Here, we created a keyspace named spider_data. The SimpleStrategy and replication_factor decide how the data is replicated across the cluster. For production, you might want to use NetworkTopologyStrategy and set a replication factor for each data center.

Create Table:

Ensure you’re in the keyspace we just created and switch to the keyspace:

USE spider_data;

Then, create the table:

CREATE TABLE IF NOT EXISTS web_content (
    url TEXT PRIMARY KEY,
    app_name TEXT,
    download_count TEXT,
    app_description TEXT,
    rating_score TEXT,
    similar_apps_info TEXT  -- Store as JSON string
);

Here, we made a table named web_content with url as its primary key.

Kafka:

Create Topic:

Setting up a topic in Kafka is straightforward, assuming your Kafka broker and Zookeeper are up and running.

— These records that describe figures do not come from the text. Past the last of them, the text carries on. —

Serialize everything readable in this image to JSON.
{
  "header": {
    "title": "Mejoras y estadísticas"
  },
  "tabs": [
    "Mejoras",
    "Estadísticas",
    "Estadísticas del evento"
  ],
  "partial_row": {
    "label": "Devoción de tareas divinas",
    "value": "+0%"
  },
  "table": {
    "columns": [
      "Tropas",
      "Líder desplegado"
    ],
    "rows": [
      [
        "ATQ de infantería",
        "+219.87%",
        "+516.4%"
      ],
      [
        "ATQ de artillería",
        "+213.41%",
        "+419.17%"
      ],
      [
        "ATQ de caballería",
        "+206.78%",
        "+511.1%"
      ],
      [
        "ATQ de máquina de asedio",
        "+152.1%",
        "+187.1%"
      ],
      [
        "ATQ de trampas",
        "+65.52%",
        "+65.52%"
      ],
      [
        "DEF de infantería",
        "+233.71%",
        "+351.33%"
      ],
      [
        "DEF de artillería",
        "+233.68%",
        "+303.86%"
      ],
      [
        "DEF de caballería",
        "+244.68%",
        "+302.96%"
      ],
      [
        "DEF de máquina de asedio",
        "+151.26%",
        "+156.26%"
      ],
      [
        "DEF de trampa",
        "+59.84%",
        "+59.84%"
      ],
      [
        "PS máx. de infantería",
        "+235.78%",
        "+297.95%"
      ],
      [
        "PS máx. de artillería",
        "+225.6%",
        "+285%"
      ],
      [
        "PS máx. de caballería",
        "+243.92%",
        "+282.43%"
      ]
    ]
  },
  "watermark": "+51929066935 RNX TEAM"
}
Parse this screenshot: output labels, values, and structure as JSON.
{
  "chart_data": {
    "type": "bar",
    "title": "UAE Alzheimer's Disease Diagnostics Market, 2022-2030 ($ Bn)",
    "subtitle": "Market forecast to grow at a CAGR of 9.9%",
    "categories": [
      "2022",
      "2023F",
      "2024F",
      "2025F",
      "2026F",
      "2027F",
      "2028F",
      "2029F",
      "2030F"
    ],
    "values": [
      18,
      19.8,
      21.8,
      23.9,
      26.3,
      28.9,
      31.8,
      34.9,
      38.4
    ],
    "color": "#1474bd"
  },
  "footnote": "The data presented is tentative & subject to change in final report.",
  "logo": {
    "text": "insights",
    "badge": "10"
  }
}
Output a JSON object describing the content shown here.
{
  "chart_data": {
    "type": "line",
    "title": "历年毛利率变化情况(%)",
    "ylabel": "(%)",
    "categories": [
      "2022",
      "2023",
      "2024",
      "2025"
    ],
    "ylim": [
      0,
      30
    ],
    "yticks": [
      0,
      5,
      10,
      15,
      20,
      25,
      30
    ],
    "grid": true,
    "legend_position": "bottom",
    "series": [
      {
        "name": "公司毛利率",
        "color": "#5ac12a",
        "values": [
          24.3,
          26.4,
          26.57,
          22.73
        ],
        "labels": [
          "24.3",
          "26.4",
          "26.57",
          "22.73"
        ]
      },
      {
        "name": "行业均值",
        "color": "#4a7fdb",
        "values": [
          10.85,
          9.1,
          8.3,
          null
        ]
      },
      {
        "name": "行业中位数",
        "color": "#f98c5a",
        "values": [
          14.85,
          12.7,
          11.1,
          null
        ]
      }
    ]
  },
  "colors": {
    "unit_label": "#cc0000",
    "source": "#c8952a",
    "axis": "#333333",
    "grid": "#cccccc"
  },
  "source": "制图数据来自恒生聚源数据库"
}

Use the kafka-topics.sh script to initiate a new topic:

kafka-topics.sh --create --zookeeper localhost:2181 --replication-factor 1 --partitions 1 --topic spider_urls

In this instance, we established a topic named spider_urls. Ensure the Zookeeper address (localhost:2181 here) matches your setup. Adjust the –replication-factor and –partitions parameters according to your specific needs.

2. System Components

URL Fetcher

  • Consumes URLs from Kafka’s “webpage-urls” topic
  • Responsible for web page scraping

Data Processor

  • Processes raw web page data
  • Transforms it into the desired format

Data Storage

  • Stores the transformed data in Cassandra

URL Distributor

  • Discovers new URLs from the scraped web pages
  • Pushes them back to Kafka’s “webpage-urls” topic

3. Workflow

URL Initialization

  • Seeds the initial set of URLs to be crawled into Kafka

URL Fetcher

  • Retrieves URLs from Kafka
  • Scrapes the web page content
  • Sends the raw page data to the Data Processor

Data Processor

  • Parses the page data
  • Stores the structured data in Cassandra
  • Sends newly discovered URLs to the URL Distributor

URL Distributor

  • Pushes new URLs back into Kafka’s “webpage-urls” topic

4. Advantages and Features

Distributed and Scalability

  • Adding more consumers to handle increased workloads

Fault Tolerance

  • Both Kafka and Cassandra are designed for high availability

Resilience

  • With the inherent fault tolerance of distributed systems, your web crawler is less likely to suffer from outages.

Deduplication

  • Using Bloom filters or similar to avoid re-crawling the same URLs

Cost Efficiency

  • With distributed systems, you can harness the power of multiple machines, often leading to cost savings.

5. Possible Improvements

Kafka Stream Processing

  • Utilizing Kafka Streams or ksqlDB for additional data handling

Data Cleansing

  • Cleaning and preprocessing data before storing

Enhanced Cassandra Data Model

  • Incorporating secondary indexes, materialized views, etc.

Rate Limiting

  • Incorporate a more sophisticated rate-limiting system to prevent IP bans or respect the robots.txt file.

Parallel Processing

  • Improve the crawler’s speed by implementing more advanced parallel processing techniques or algorithms.

Data Enrichment

  • Enhancing the stored data by integrating with third-party services or databases.

Monitoring and Alerts

  • Implement monitoring for system health, and set up alerts for potential issues or anomalies.